Today, the world celebrates with Chile as the 33 trapped miners, one by one, reached the earth’s surface and reunited with their families.  The 68-day ordeal has drawn global attention to Chile, and today’s success highlights the remarkable spirit and admirable innovation of the Chilean people.

All day, I have been glued to my chair, riveted by video of the rescue efforts.  Just a few minutes ago, Luis Urzua, the last miner and foreman of the mining team, ascended to the surface and reunited with his family.   And as I write this, live video footage shows rescue team members—still over 2000 feet underground—holding up a banner that says “Mission Accomplished CHILE.”

This accomplishment belongs to the 33 miners.  And it belongs to the range of people who worked to bring them back to the surface:  their families, the government, engineers, doctors, other miners and many more.  It also belongs to the Chilean people, who never seemed to waver in their concern or hope.

I also have to say that this is a truly global story.  The Chileans were not alone in this experience; the entire world was watching and supporting them.  During the rescue efforts, about 1400 journalists from over 200 countries were on site, bringing updates about the miners to their audiences. 

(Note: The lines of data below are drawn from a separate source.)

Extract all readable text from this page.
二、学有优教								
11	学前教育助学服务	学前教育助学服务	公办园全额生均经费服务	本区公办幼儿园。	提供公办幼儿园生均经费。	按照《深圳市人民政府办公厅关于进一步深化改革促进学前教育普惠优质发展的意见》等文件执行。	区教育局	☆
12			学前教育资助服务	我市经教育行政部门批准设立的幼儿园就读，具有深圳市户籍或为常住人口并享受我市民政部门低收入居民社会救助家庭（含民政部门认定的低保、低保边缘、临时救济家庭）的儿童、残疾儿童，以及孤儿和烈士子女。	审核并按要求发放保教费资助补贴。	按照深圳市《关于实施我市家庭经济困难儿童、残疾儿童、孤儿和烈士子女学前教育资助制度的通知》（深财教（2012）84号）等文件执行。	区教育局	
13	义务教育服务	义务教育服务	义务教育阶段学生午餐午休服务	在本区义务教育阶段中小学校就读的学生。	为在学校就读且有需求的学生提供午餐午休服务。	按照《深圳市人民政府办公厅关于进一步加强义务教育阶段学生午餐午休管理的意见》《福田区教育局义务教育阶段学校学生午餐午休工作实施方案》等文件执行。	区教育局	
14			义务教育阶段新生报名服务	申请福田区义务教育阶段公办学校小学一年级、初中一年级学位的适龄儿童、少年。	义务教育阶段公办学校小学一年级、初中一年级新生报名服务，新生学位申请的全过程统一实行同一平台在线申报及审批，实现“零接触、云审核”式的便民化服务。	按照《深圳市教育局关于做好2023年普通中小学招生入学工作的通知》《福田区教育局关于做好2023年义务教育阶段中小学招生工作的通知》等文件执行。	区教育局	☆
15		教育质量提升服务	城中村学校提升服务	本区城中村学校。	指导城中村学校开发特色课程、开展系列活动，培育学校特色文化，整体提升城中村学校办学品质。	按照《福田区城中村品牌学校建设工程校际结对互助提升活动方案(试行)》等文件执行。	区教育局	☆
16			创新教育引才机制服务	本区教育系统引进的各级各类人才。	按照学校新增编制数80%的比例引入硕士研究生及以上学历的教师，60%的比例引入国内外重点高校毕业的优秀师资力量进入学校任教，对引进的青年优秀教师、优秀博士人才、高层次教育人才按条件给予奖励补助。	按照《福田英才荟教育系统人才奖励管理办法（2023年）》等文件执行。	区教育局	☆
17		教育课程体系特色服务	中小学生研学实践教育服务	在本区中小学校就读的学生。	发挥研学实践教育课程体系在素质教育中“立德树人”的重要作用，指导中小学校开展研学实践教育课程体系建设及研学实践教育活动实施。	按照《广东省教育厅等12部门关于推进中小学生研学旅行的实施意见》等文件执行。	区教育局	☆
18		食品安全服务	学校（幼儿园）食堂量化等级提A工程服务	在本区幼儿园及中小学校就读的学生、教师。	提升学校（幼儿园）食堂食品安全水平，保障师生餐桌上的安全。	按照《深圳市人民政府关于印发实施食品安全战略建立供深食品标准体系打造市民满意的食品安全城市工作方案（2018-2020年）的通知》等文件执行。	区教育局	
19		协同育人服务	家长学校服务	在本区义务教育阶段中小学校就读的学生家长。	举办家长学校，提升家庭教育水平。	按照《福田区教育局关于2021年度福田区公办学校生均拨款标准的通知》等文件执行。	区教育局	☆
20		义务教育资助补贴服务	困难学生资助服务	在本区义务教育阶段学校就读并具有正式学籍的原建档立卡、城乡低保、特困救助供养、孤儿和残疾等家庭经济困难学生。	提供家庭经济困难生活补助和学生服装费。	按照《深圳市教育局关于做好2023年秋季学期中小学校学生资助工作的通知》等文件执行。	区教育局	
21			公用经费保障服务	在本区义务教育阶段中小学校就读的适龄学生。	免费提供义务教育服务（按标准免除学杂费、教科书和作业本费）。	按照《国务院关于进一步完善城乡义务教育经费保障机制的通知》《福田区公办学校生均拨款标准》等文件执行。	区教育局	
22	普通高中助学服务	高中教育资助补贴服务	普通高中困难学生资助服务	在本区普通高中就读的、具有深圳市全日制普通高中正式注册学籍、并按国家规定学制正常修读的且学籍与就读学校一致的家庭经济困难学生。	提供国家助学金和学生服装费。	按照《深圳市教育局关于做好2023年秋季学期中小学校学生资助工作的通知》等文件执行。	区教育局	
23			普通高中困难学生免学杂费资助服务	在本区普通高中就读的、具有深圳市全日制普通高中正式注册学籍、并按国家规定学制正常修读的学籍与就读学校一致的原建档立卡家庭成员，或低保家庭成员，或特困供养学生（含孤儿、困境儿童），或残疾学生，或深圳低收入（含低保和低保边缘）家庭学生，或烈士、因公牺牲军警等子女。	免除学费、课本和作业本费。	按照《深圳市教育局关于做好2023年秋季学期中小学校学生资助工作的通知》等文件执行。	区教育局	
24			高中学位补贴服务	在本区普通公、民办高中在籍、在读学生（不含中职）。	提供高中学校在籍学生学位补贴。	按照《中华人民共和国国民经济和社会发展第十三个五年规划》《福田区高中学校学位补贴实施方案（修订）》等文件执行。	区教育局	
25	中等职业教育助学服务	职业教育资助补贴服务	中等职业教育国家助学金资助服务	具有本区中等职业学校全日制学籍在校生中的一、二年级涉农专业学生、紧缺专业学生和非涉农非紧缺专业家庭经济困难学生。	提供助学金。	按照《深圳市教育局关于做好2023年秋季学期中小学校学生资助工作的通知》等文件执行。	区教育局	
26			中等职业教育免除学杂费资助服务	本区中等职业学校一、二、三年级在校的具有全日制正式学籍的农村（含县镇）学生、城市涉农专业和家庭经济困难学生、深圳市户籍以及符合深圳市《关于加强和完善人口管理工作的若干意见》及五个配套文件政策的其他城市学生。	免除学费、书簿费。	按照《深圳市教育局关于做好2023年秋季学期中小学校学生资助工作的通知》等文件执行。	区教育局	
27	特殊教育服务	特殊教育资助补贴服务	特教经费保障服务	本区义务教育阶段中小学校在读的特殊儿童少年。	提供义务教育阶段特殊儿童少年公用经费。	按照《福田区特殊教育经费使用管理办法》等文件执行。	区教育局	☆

In the days to come, the miners will be monitored carefully for a variety of health concerns.  In the weeks and months to come, the safety regulations and standards of the mining industry will surely be reviewed by the government.  Hopefully, this review will entail more than just operational safety concerns; it should also include public health concerns and energy use.  A new report showed that the mining industry’s greenhouse gas emissions have almost doubled in the past decade, largely due to inefficient mines and the coal-fired plants used to power them.  The International Energy Agency (IEA) noted that mining industry accounts for more than 90% of the energy consumption in Chile’s northern electric grid, and therefore is a major player in the national energy sector.  This reliance on coal and lack of efficiency, noted in this most recent report, surely has far-reaching effects on both the energy grid and on public health.  The IEA suggested that, as a way to address its energy and emissions issues, Chile’s government hold an open, public debate about its energy future. 

Today, however, belongs to the story at hand, and the government’s hands are full.  President Sebastian Piñera has been at the San Jose Mine all day, hugging each miner as he exited the rescue capsule, “Phoenix 2.”  The words he is speaking now to the miners, to the country and to the world, make an important point.  He says:  “Tonight we have experienced a night that we will never forget.  Full of emotion, full of joy.  Each time I had the chance to hug the miners they were so happy because they were experiencing a kind of rebirth.  And I think today Chile is … stronger than it was before.

Rescue mission accomplished, indeed.  Felicidades, Chile.